College of Computer Science and Technology, Zhejiang University of Technology, Hangzhou, 310014, PR China; Key Laboratory of Visual Media Intelligent Processing Technology of Zhejiang Province, Hangzhou 310023, PR China.
School of Mathematical and Computer Science, Zhejiang A & F University, Hangzhou 311300, PR China.
Neural Netw. 2024 Nov;179:106568. doi: 10.1016/j.neunet.2024.106568. Epub 2024 Jul 23.
Dilated convolution has been widely used in various computer vision tasks due to its ability to expand the receptive field while maintaining the resolution of feature maps. However, the critical challenge is the gridding problem caused by the isomorphic structure of the dilated convolution, where the holes filled in the dilated convolution destroy the integrity of the extracted information and cut off the relevance of neighboring pixels. In this work, a novel heterogeneous dilated convolution, called HDConv, is proposed to address this issue by setting independent dilation rates on grouped channels while keeping the general convolution operation. The heterogeneous structure can effectively avoid the gridding problem while introducing multi-scale kernels in the filters. Based on the heterogeneous structure of the proposed HDConv, we also explore the benefit of large receptive fields to feature extraction by comparing different combinations of dilated rates.
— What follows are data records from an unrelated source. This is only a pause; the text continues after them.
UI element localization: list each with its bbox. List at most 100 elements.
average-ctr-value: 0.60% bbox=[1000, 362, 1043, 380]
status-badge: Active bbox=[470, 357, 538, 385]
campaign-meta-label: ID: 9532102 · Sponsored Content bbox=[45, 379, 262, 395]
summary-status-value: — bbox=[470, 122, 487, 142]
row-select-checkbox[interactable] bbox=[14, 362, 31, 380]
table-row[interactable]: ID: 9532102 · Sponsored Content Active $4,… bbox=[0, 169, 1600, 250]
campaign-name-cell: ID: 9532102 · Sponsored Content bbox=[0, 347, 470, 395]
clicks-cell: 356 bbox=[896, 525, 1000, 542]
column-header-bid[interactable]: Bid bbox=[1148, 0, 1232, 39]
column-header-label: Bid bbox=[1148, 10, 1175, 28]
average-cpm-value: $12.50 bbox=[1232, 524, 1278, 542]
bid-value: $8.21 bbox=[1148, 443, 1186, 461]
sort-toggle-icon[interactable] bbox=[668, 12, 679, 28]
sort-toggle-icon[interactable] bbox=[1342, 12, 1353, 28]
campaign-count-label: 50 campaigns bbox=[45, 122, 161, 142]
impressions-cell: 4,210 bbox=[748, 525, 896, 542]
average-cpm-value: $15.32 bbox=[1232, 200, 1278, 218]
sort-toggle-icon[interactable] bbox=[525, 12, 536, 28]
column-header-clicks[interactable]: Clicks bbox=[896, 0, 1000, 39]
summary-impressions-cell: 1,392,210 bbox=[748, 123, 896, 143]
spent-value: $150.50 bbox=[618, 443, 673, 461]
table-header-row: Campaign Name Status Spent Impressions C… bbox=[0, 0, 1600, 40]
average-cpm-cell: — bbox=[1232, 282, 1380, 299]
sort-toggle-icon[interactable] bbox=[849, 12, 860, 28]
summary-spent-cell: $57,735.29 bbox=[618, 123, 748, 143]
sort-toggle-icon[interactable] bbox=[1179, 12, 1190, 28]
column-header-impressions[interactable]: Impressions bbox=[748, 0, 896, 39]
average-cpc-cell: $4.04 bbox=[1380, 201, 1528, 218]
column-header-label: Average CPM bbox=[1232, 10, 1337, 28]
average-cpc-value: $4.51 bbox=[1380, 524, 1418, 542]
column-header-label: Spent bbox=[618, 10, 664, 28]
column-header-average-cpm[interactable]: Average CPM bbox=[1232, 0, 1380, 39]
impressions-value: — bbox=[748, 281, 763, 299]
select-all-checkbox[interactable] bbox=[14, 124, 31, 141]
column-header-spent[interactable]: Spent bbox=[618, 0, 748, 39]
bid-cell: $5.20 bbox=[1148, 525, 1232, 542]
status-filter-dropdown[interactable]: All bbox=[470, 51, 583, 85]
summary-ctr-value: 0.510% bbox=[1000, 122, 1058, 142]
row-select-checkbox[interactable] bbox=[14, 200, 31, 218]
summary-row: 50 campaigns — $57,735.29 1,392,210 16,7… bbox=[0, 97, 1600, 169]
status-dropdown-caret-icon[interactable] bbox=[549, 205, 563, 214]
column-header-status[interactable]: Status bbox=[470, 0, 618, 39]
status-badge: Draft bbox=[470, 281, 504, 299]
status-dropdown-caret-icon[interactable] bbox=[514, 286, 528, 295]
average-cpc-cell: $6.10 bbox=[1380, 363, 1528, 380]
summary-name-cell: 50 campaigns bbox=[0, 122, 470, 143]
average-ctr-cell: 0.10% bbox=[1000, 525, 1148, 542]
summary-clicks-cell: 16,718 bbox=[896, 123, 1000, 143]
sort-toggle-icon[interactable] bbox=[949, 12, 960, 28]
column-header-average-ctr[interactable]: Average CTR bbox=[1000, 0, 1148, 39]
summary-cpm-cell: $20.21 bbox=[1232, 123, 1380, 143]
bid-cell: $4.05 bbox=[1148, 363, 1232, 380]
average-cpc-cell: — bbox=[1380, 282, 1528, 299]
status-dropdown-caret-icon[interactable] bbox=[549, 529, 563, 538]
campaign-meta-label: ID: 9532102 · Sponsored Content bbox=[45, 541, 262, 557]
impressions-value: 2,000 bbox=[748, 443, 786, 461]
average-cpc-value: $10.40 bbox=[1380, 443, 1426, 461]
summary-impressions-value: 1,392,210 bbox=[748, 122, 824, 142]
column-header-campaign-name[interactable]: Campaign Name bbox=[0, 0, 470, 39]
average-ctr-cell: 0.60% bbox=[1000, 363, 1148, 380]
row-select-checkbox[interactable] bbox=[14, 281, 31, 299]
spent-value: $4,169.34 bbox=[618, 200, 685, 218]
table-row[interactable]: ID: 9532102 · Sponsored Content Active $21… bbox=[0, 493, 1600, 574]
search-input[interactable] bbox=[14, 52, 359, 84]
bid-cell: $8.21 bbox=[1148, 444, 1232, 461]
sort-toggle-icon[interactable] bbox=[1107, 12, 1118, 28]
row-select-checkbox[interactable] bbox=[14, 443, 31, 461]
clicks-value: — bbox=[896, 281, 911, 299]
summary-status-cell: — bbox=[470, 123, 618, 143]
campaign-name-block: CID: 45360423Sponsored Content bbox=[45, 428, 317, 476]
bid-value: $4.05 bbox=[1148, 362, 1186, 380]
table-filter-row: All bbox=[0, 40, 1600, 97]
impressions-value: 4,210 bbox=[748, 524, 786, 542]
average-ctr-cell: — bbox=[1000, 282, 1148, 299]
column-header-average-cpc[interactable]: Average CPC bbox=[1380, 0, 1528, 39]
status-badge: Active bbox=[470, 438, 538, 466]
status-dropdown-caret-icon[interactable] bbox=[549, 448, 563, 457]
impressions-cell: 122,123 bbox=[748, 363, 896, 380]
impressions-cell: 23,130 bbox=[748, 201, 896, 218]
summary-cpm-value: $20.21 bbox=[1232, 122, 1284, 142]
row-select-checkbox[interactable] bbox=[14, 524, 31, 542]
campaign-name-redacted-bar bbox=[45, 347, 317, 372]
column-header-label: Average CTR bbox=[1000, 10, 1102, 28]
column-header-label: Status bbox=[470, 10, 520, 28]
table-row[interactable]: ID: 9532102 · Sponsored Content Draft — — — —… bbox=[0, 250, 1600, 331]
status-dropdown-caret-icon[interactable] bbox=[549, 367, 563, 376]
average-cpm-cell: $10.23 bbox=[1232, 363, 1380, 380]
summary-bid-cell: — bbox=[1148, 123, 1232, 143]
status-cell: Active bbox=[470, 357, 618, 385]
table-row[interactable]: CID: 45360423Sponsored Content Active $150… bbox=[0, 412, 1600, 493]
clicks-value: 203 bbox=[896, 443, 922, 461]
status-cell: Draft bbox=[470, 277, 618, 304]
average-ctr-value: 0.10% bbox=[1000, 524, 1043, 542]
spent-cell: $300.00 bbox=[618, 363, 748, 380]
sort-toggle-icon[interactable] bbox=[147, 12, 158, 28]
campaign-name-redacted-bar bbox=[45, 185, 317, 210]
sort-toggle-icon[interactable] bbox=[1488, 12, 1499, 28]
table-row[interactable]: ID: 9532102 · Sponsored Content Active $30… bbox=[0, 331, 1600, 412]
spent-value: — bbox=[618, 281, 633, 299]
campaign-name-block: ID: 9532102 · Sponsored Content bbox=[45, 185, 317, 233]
Finally, a series of experiments are conducted to verify the effectiveness of some computer vision tasks, such as image segmentation and object detection. The results show the proposed HDConv can achieve a competitive performance on ADE20K, Cityscapes, COCO-Stuff10k, COCO, and a medical image dataset UESTC-COVID-19. The proposed module can readily replace conventional convolutions in existing convolutional neural networks (i.e., plug-and-play), and it is promising to further extend dilated convolution to wider scenarios in the field of image segmentation.
扩张卷积由于能够在保持特征图分辨率的同时扩大感受野,因此在各种计算机视觉任务中得到了广泛应用。然而,其面临的关键挑战是扩张卷积的同构结构引起的网格问题,其中扩张卷积中填充的空洞会破坏提取信息的完整性,并切断相邻像素之间的相关性。在这项工作中,提出了一种新的非均匀扩张卷积(HDConv),通过在分组通道上设置独立的扩张率,同时保持一般卷积操作,可以解决这个问题。这种非均匀结构可以有效地避免网格问题,同时在滤波器中引入多尺度核。基于所提出的 HDConv 的非均匀结构,我们还通过比较不同扩张率的组合,探讨了大感受野对特征提取的益处。最后,进行了一系列实验来验证一些计算机视觉任务的有效性,如图像分割和目标检测。结果表明,所提出的 HDConv 在 ADE20K、Cityscapes、COCO-Stuff10k、COCO 和 UESTC-COVID-19 医疗图像数据集上具有竞争力的性能。所提出的模块可以很容易地替代现有卷积神经网络中的常规卷积(即即插即用),并且有望将扩张卷积进一步扩展到图像分割领域的更广泛场景。